The Silmarillion takes place long before Bilbo finds the ring. It involves the Creation of Middle-Earth and Valinor. It involves people such as Turin Turambar and Eärendil. It involves the Last Alliance of Men and Elves as they marched on the Barad-dûr. It involves Sauron fighting Ereinion Gil-galad and Elendil the Tall. It involves many other things. The corruption of Melkor and the Marring of Arda, great battles such as Dagor Bragollach and the Nirnaeth Arnoediad, and of course great tales such as The Silmarils and the Unrest of the Noldor. The Silmarillion is the beginning of it all. It can be bought almost everywhere books are sold and you may even find it in your local library. I hope you are able to get the Silmarillion and enjoy the content with full understanding.

one hundredth post


----------



## baragund (Jun 29, 2005)

Oh my! What a Pandora's Box you are opening...  
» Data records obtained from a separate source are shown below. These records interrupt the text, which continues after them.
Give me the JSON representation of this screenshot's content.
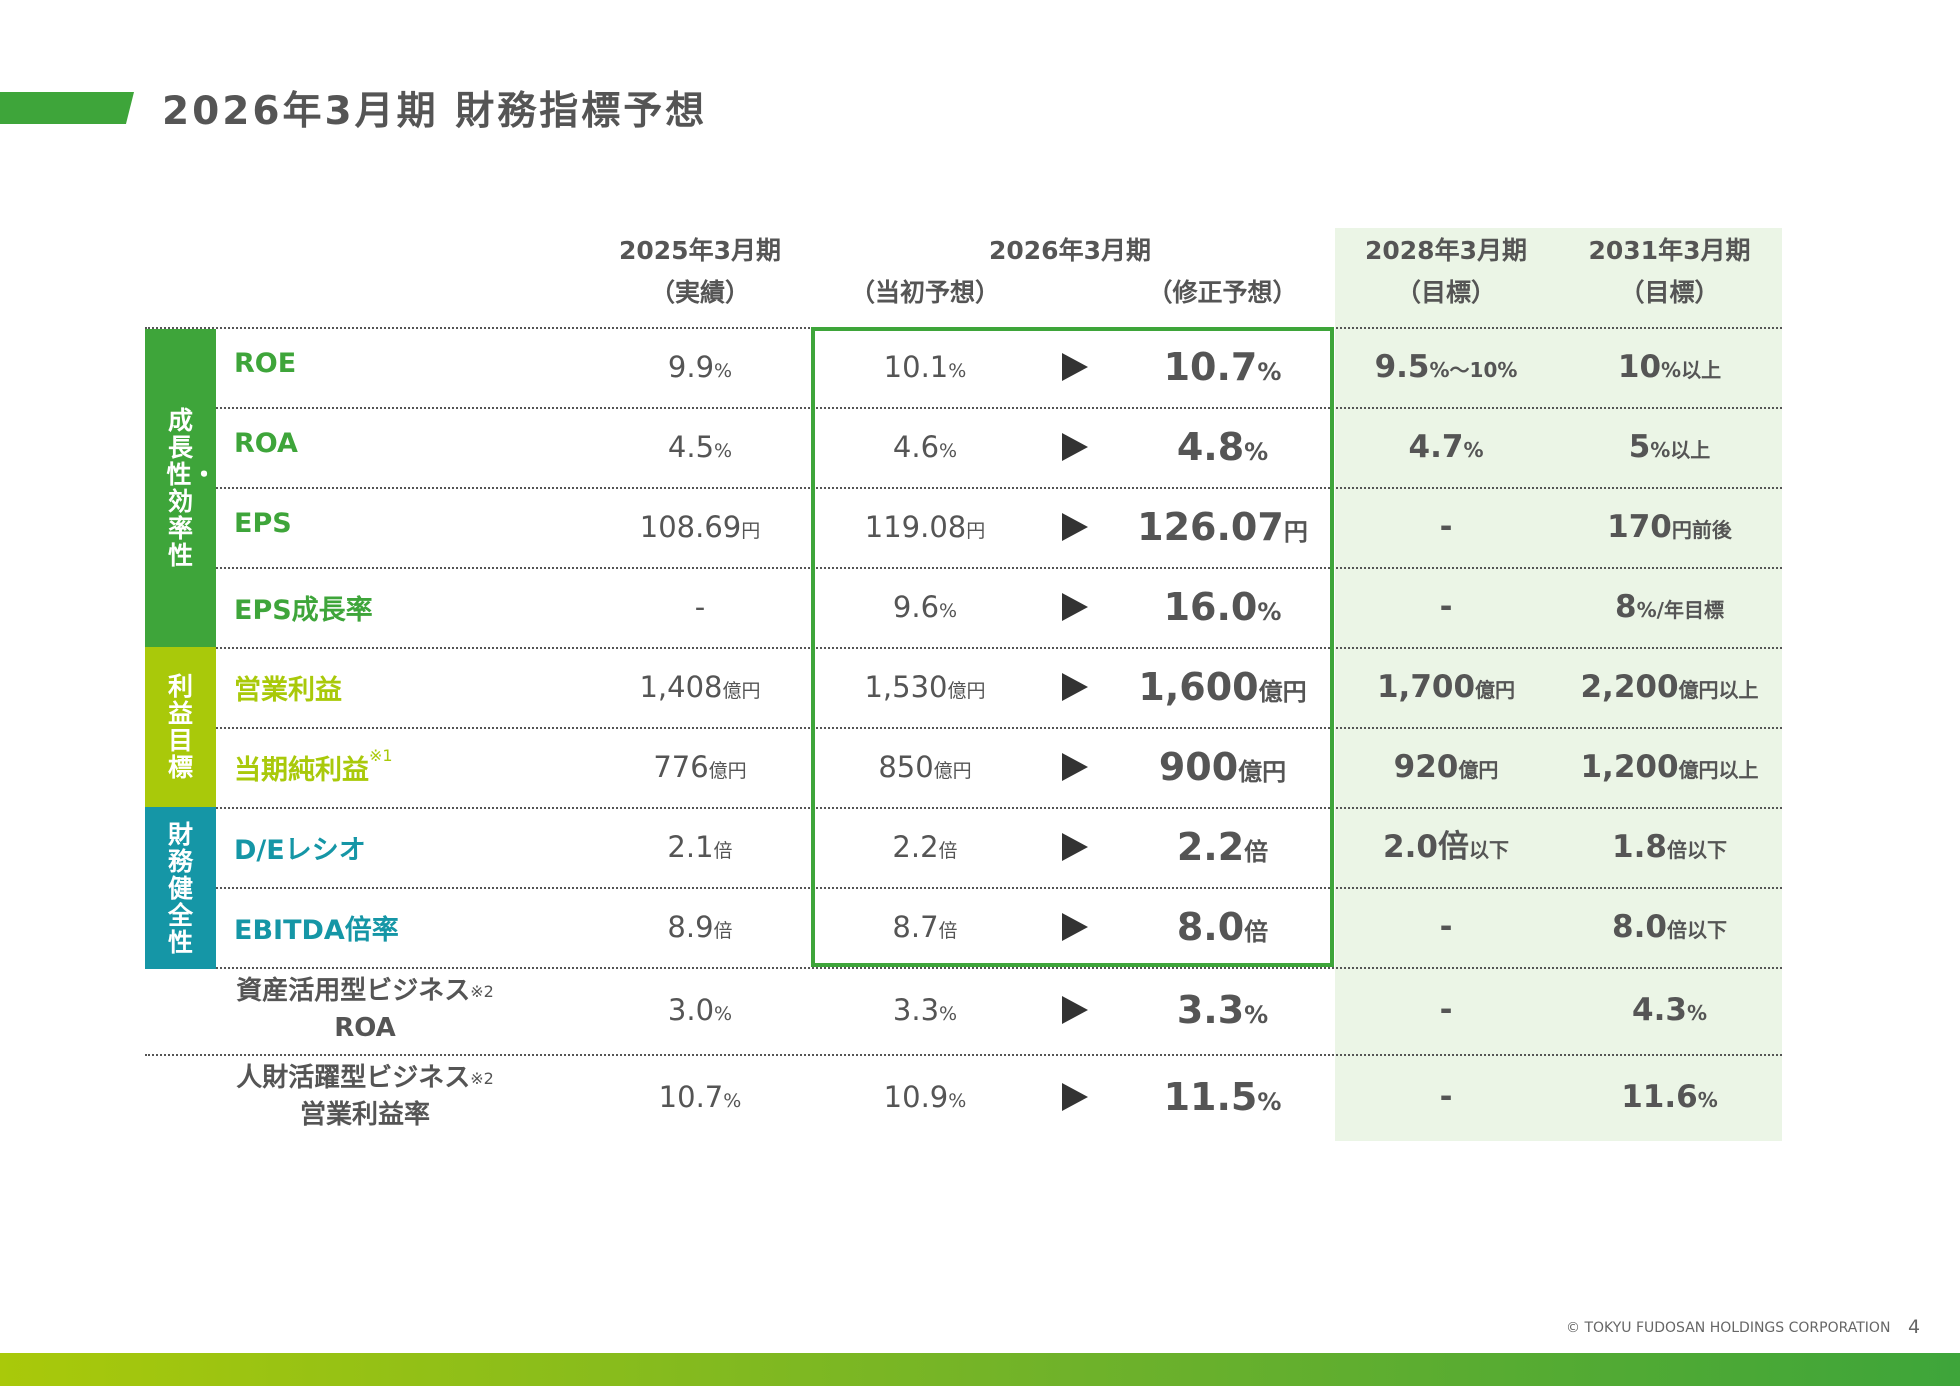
{
  "title": "2026年3月期 財務指標予想",
  "headers": {
    "fy2025": "2025年3月期",
    "fy2025_sub": "（実績）",
    "fy2026": "2026年3月期",
    "fy2026_initial": "（当初予想）",
    "fy2026_revised": "（修正予想）",
    "fy2028": "2028年3月期",
    "fy2028_sub": "（目標）",
    "fy2031": "2031年3月期",
    "fy2031_sub": "（目標）"
  },
  "categories": {
    "growth": "成長性・効率性",
    "profit": "利益目標",
    "financial": "財務健全性"
  },
  "colors": {
    "growth": "#3ea53a",
    "profit": "#a9c90a",
    "financial": "#1596a6",
    "accent": "#3ea53a",
    "target_bg": "#ebf5e6"
  },
  "rows": [
    {
      "label": "ROE",
      "fy2025_v": "9.9",
      "fy2025_u": "%",
      "init_v": "10.1",
      "init_u": "%",
      "rev_v": "10.7",
      "rev_u": "%",
      "fy2028_v": "9.5",
      "fy2028_u": "%～10%",
      "fy2031_v": "10",
      "fy2031_u": "%以上"
    },
    {
      "label": "ROA",
      "fy2025_v": "4.5",
      "fy2025_u": "%",
      "init_v": "4.6",
      "init_u": "%",
      "rev_v": "4.8",
      "rev_u": "%",
      "fy2028_v": "4.7",
      "fy2028_u": "%",
      "fy2031_v": "5",
      "fy2031_u": "%以上"
    },
    {
      "label": "EPS",
      "fy2025_v": "108.69",
      "fy2025_u": "円",
      "init_v": "119.08",
      "init_u": "円",
      "rev_v": "126.07",
      "rev_u": "円",
      "fy2028_v": "-",
      "fy2028_u": "",
      "fy2031_v": "170",
      "fy2031_u": "円前後"
    },
    {
      "label": "EPS成長率",
      "fy2025_v": "-",
      "fy2025_u": "",
      "init_v": "9.6",
      "init_u": "%",
      "rev_v": "16.0",
      "rev_u": "%",
      "fy2028_v": "-",
      "fy2028_u": "",
      "fy2031_v": "8",
      "fy2031_u": "%/年目標"
    },
    {
      "label": "営業利益",
      "fy2025_v": "1,408",
      "fy2025_u": "億円",
      "init_v": "1,530",
      "init_u": "億円",
      "rev_v": "1,600",
      "rev_u": "億円",
      "fy2028_v": "1,700",
      "fy2028_u": "億円",
      "fy2031_v": "2,200",
      "fy2031_u": "億円以上"
    },
    {
      "label": "当期純利益",
      "note": "※1",
      "fy2025_v": "776",
      "fy2025_u": "億円",
      "init_v": "850",
      "init_u": "億円",
      "rev_v": "900",
      "rev_u": "億円",
      "fy2028_v": "920",
      "fy2028_u": "億円",
      "fy2031_v": "1,200",
      "fy2031_u": "億円以上"
    },
    {
      "label": "D/Eレシオ",
      "fy2025_v": "2.1",
      "fy2025_u": "倍",
      "init_v": "2.2",
      "init_u": "倍",
      "rev_v": "2.2",
      "rev_u": "倍",
      "fy2028_v": "2.0倍",
      "fy2028_u": "以下",
      "fy2031_v": "1.8",
      "fy2031_u": "倍以下"
    },
    {
      "label": "EBITDA倍率",
      "fy2025_v": "8.9",
      "fy2025_u": "倍",
      "init_v": "8.7",
      "init_u": "倍",
      "rev_v": "8.0",
      "rev_u": "倍",
      "fy2028_v": "-",
      "fy2028_u": "",
      "fy2031_v": "8.0",
      "fy2031_u": "倍以下"
    },
    {
      "label1": "資産活用型ビジネス",
      "note": "※2",
      "label2": "ROA",
      "fy2025_v": "3.0",
      "fy2025_u": "%",
      "init_v": "3.3",
      "init_u": "%",
      "rev_v": "3.3",
      "rev_u": "%",
      "fy2028_v": "-",
      "fy2028_u": "",
      "fy2031_v": "4.3",
      "fy2031_u": "%"
    },
    {
      "label1": "人財活躍型ビジネス",
      "note": "※2",
      "label2": "営業利益率",
      "fy2025_v": "10.7",
      "fy2025_u": "%",
      "init_v": "10.9",
      "init_u": "%",
      "rev_v": "11.5",
      "rev_u": "%",
      "fy2028_v": "-",
      "fy2028_u": "",
      "fy2031_v": "11.6",
      "fy2031_u": "%"
    }
  ],
  "footer": {
    "copyright": "© TOKYU FUDOSAN HOLDINGS CORPORATION",
    "page": "4"
  }
}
The Silmarillion is a history of the first three ages of Middle-earth, focusing on the history of the Elves. 

Do you recall the fleeting references in The Hobbit about "High Elves" and Gondolin and ancient kings? The Silmarillion will fill you in on all of that back story.
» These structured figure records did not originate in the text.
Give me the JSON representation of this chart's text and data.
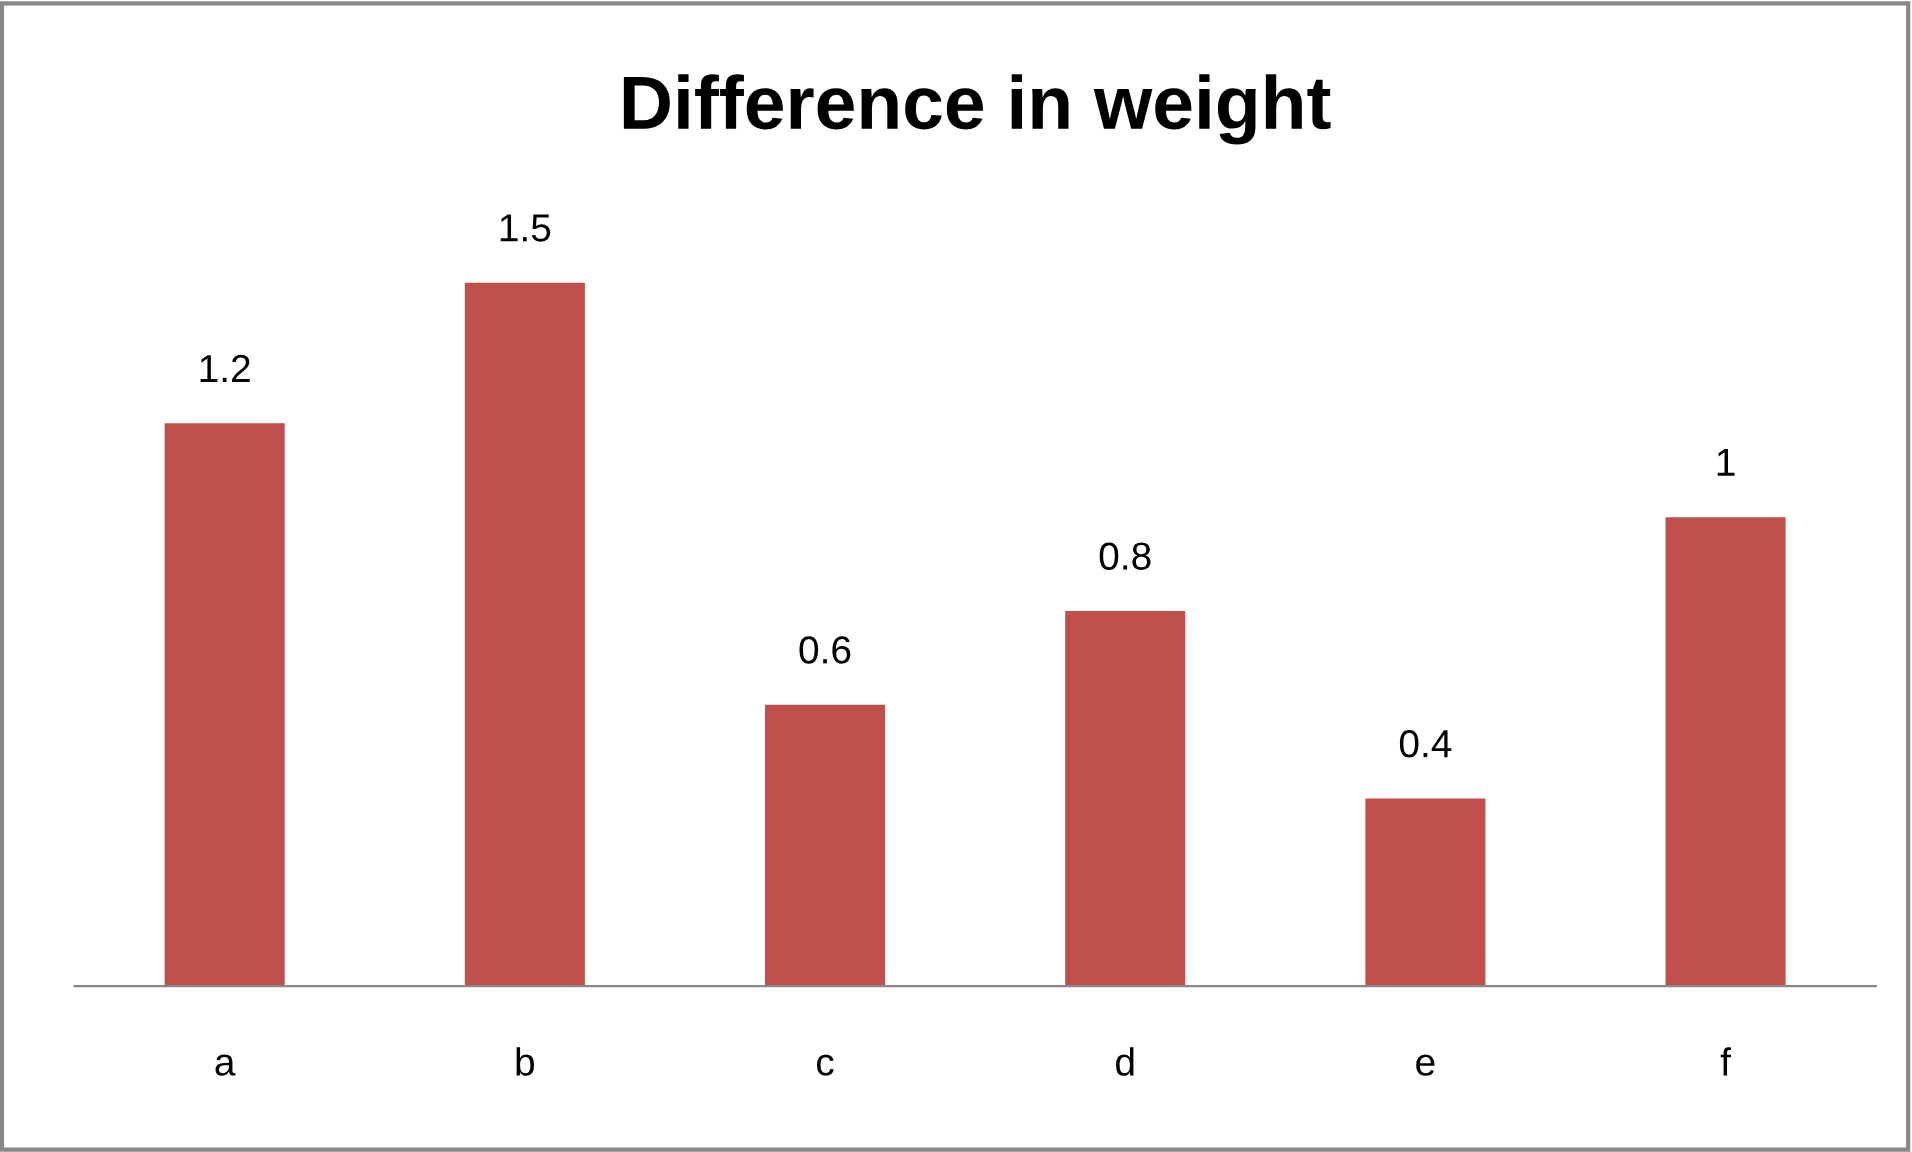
{
  "chart_data": {
    "type": "bar",
    "title": "Difference in weight",
    "categories": [
      "a",
      "b",
      "c",
      "d",
      "e",
      "f"
    ],
    "values": [
      1.2,
      1.5,
      0.6,
      0.8,
      0.4,
      1
    ],
    "color": "#c0504d",
    "data_labels": true,
    "tick_labels": "x",
    "grid": false,
    "legend": false
  }
}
You should be able to find a copy of The Silmarillion in any bookstore that has a decent science fiction / fantasy section. Now this is a _very_ different book from The Hobbit and it is _not_ what one would call "a light read". But it is very beautiful and it's one of those books that gives more each time it is read.

The "sticky" thread immediately above this one that does a chapter-by-chapter discussion will give you an idea of the depth of this history. Skim through the threads that are linked to that "sticky" and you'll see!


----------



## Alatar (Jun 29, 2005)

Most ot it takes place from, 7000, 6500, years before bilbo. 
It has 3 books in it. The first is about the making of the world, the second of the building, the trird about Melkor (saurons master) oposing the valar. The Awening of the elves, the rebillon of the elves led by feanor when 3 jewles are stolen by Melkor.The elves leave the undying lands ( with galadriel) and go to ME. They wage a unwinnable war, till Beren(a man) steals a simaril( one of the 3 jewels) to be the bride price of Luthien(a elf). There great grandson, earendil, uses the simaril to guide him over the seas to the undying lands and so the valar go to war, and basicly sink a contient.
Of course that is just a outline, there are many thing inbetween( like sauron geting strangeld by a dog.)


----------